Security experts have warned of the danger of Distributed Denial of Service (DDoS attacks), and say that attacks are on the rise because the perpetrators know that more often than not they won't get caught.
At the NetEvents spotlight on internet security in Rome last week, security experts revealed their "favourite" DDoS attacks, which should act as a warning to any user.
David Love, head of the Security Technology Advocacy Group at Computer Associates and ex-chief of security for NATO Europe, said the Pentagon once denial-of-serviced itself trying to defend against the potential threat of mobile code.
Mobile code, such as Java, can be transmitted across a network and executed at the other end. "They banned all mobile code coming through the perimeter, causing a huge self-induced DoS attack."
Bill McGee, channels manager for Cisco's VPN and security business unit, said that the Nimda worm was quite an inspired piece of code.
"Nimda essentially shut down the internet in about 13 hours. It was successful because it used a variety of attack methods to eat up bandwidth. No single security product could stop it, you needed a combination of products to stand a chance."
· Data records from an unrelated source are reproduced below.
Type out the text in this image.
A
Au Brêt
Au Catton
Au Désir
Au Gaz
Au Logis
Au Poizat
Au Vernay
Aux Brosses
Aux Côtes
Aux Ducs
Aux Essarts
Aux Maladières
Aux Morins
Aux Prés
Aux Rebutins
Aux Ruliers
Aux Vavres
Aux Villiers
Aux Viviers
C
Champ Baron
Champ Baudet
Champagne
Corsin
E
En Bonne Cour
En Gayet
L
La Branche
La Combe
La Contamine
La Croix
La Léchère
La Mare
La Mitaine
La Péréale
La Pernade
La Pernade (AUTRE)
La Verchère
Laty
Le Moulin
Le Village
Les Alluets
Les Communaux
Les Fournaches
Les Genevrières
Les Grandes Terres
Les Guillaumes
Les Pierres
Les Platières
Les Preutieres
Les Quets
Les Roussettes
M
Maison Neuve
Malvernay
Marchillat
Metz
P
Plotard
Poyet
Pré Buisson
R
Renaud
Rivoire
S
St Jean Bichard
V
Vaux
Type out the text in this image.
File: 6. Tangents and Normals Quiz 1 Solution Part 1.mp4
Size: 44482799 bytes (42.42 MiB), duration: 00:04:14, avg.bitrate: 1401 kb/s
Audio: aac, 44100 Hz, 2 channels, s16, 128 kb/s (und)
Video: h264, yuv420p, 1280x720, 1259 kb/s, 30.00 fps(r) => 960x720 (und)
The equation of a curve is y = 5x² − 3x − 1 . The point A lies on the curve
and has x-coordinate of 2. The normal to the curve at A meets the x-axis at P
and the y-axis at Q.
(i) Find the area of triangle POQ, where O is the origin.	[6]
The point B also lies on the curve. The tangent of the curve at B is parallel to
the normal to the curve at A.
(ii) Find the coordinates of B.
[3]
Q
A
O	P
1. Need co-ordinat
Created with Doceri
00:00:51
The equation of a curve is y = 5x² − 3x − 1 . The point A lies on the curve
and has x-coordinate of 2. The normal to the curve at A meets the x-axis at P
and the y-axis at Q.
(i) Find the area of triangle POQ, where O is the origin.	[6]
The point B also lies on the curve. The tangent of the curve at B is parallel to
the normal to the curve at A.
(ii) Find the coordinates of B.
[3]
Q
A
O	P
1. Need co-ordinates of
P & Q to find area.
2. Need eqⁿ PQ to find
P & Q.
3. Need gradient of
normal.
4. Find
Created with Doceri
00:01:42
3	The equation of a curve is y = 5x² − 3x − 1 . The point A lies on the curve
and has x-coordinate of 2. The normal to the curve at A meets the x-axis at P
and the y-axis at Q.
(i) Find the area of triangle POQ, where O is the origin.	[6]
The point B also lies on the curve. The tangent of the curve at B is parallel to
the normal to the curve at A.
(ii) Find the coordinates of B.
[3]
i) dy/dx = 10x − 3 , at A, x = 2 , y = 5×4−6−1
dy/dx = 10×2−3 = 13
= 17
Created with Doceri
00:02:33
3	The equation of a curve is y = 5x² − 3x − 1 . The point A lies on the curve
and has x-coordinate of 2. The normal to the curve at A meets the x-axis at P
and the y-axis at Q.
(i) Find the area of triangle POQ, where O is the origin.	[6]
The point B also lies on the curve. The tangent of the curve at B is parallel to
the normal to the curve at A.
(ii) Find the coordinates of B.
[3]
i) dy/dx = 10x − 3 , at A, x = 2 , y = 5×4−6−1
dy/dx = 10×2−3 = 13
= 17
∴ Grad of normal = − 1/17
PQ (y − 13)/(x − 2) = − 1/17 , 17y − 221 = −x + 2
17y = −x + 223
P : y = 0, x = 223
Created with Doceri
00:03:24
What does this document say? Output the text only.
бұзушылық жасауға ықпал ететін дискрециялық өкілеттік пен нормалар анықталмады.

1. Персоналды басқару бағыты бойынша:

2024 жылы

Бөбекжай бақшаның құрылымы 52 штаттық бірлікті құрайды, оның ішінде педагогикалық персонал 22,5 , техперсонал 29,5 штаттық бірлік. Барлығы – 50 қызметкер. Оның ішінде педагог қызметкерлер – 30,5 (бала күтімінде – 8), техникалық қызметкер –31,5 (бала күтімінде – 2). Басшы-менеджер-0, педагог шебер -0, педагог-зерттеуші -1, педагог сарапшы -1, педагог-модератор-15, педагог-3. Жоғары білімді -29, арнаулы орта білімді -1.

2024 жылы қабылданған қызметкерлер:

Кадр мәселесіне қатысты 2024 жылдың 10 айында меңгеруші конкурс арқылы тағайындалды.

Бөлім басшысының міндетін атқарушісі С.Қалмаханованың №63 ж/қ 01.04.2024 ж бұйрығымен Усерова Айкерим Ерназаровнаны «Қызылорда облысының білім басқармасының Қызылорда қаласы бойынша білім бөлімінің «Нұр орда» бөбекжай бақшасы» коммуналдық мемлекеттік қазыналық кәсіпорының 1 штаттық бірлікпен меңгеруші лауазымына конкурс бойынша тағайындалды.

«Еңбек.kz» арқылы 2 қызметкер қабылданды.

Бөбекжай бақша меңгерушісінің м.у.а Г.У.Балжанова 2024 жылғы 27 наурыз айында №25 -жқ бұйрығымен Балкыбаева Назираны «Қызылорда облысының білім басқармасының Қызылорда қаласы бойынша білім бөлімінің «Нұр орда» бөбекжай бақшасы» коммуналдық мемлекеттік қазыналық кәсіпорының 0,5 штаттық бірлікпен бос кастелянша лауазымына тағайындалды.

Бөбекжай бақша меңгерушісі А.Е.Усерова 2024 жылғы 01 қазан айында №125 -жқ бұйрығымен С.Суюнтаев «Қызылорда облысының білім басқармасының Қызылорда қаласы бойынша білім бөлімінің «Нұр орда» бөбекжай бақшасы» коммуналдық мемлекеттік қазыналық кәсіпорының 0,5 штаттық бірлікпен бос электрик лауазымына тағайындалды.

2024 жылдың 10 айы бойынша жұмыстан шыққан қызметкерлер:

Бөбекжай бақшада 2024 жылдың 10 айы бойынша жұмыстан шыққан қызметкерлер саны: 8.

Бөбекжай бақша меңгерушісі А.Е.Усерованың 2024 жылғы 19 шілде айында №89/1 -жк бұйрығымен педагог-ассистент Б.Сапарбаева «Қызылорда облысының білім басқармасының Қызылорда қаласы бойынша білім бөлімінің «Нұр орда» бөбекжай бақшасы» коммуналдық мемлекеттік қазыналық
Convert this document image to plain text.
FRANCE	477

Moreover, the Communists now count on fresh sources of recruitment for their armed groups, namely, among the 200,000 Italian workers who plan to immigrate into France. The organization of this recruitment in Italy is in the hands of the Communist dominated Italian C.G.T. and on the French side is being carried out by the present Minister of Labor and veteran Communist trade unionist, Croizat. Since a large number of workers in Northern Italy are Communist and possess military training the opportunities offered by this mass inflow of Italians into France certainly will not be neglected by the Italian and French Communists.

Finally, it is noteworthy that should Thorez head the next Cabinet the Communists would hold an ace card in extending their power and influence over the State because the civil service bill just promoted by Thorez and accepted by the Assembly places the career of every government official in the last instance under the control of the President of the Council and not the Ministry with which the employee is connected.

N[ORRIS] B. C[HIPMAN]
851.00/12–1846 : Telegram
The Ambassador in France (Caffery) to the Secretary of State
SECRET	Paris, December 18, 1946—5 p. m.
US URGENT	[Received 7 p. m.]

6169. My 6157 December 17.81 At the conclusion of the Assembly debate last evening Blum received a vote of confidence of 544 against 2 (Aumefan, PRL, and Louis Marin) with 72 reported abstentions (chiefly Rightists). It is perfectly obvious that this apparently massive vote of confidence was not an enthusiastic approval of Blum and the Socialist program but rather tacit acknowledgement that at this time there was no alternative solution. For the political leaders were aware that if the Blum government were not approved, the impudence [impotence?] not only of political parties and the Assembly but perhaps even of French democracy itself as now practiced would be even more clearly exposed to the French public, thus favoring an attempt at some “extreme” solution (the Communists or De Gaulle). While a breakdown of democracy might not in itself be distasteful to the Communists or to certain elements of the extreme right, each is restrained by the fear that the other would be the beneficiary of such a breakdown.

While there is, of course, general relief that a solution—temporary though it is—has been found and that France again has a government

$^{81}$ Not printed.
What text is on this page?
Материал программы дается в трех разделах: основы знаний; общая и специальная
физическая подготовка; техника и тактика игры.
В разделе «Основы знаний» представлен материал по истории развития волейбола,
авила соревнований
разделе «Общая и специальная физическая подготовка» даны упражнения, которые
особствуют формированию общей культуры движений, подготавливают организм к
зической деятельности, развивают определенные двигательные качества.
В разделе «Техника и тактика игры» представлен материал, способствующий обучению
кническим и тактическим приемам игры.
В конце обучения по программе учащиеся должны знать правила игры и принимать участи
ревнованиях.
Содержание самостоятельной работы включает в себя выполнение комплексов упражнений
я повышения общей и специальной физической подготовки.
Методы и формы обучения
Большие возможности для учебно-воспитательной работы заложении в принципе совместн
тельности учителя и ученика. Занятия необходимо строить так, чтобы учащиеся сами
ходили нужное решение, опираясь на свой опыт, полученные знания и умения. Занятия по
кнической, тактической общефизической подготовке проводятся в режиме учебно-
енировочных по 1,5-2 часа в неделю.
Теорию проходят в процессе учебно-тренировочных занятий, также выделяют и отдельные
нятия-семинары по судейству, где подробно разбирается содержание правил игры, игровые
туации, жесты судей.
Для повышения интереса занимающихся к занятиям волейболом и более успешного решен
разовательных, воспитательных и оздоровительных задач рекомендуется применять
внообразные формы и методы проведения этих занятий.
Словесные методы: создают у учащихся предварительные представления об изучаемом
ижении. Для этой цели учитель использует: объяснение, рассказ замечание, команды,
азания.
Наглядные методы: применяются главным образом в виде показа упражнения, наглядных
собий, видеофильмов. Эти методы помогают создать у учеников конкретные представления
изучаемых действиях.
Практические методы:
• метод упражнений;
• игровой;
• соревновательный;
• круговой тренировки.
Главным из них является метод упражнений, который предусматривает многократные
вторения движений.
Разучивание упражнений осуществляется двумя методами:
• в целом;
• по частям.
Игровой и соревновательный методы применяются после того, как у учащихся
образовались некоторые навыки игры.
Paolo Ardemagni, vice-president of Symantec southern Europe, said that virus writers are using more sophisticated techniques. "DoS is becoming just another extra attack method used by the virus authors. A company like Yahoo is picking up two viruses per second."
"Now you need to think about security from a holistic point of view," he added. "It's about business, not technology, and it all comes down to a matter of policy."
Edilberto Bottini, senior systems engineer, ISS, said that TCP-based attacks were particularly effective.
"You have the opportunity to try and filter the attacking packets, but TCP attacks can just change routes. An attacker can use many different routers in one attack, leaving you to monitor anything from one fat pipe to many small ones."
He said that you could reconfigure the network to defend against the attack, but by then it may be too late.